150 grammes maximum each week
Salmonella and listeria growth is inhibited by the nitrates and nitrites found in processed beef products. Now, Anses offers a number of bacteria-control strategies.
To decrease nitrites, the authority advises reducing the use-by date for cooked ham. Raw ham must be rigorously controlled for salt content and temperature during curing, resting, and maturation. There are specific preservative-reduction strategies for each product category.
The authority suggests maximising the use of agricultural fertiliser or raising the quality of drinking water to reduce nitrate contamination. The anses will continue.
For French daily life, the health authorities have prepared suggestions. 150 grammes per week should be the maximum for charcuterie and sausages. That works out to 1.5 cervelats or a pack of ham every week for regular meat consumers. A balanced diet with at least five servings of fruit and vegetables every day is advised by Anses.

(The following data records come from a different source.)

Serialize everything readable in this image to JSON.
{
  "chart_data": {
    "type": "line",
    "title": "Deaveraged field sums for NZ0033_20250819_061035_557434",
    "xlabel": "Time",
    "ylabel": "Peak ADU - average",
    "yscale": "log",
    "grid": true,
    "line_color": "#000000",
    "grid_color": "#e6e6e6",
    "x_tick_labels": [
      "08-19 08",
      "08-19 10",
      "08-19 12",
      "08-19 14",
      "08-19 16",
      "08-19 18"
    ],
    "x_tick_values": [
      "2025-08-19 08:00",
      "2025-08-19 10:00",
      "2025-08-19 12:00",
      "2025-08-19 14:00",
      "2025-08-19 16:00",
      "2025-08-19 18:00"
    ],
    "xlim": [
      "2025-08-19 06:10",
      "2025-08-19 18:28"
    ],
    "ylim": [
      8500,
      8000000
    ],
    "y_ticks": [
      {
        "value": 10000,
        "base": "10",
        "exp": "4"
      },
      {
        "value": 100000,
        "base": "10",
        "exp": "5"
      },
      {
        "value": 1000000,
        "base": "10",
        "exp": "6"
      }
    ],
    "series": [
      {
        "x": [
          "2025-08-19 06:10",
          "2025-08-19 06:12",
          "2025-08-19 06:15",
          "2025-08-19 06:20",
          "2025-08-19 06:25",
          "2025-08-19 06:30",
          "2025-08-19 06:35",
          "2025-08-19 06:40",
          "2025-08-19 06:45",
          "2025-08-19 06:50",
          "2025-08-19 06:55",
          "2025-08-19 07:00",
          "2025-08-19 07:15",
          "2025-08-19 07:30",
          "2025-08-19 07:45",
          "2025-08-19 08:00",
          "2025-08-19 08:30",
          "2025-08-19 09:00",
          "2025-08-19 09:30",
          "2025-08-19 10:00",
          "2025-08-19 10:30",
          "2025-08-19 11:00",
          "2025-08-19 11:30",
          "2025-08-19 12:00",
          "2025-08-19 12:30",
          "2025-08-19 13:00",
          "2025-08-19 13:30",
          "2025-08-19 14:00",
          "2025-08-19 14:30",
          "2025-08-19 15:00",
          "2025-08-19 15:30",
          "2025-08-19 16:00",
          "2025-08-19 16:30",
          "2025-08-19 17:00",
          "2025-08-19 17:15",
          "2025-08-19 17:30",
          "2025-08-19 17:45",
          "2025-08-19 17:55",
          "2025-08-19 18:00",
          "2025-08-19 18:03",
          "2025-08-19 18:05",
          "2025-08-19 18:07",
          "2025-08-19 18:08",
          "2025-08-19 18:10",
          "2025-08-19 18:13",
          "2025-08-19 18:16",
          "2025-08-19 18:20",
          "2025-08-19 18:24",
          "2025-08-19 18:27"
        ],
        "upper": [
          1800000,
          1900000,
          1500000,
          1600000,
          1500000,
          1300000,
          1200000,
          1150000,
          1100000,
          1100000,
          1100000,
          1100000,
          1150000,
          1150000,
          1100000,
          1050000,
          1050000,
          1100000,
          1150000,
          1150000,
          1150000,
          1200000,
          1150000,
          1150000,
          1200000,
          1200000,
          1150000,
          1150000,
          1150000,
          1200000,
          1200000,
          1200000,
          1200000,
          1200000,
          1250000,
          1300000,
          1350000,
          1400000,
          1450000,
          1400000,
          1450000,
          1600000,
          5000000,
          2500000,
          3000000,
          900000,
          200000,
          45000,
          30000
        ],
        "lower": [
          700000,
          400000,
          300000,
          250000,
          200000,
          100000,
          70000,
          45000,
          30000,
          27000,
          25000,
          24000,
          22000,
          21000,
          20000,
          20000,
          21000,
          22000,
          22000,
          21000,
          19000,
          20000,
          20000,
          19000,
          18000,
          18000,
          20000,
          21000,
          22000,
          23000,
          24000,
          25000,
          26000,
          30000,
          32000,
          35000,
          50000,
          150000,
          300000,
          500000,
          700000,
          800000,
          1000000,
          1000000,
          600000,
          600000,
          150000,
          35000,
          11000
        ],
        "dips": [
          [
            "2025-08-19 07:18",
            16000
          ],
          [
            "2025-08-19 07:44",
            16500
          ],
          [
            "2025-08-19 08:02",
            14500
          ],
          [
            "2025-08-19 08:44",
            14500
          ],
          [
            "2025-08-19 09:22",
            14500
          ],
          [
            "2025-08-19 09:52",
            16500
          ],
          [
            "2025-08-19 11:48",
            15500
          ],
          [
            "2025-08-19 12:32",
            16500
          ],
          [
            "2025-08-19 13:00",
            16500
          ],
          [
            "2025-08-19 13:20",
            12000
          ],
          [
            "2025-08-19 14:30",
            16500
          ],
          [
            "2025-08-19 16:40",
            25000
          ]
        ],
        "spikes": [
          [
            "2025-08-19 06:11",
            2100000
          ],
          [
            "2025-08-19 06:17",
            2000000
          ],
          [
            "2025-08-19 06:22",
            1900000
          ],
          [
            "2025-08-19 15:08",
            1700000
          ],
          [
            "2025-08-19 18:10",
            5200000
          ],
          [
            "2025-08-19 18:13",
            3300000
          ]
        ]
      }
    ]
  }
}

Harvard study: mortality risk rises
The conclusions concur with those of a 2012 Harvard University study that revealed processed beef raises the chance of death. 120,000 people’s diets were examined during a 26-year period. 50 grammes of red meat each day—and 20 grammes of sausages—increases death risk by 13%.
Meat raises the danger of dying. Participants might swap out dairy, fish, or lentils. A Harvard study found that 17% of meat eaters passed away too soon from cancer or heart disease.
50 grammes of processed beef per day increases the risk of colon cancer by 18%, according to a 2015 WHO analysis of over 800 articles. The WHO categorised foods that cause cancer. Sausage, ham, bacon, dried meat, and tinned meat are included in group 1.
The World Health Organization recommends that raw beef and sausage be consumed in moderation. Long ingredient lists or products with a lot of flavor enhancers, preservatives, or colors should be scrutinized. Processed vegetarian goods are a part of this.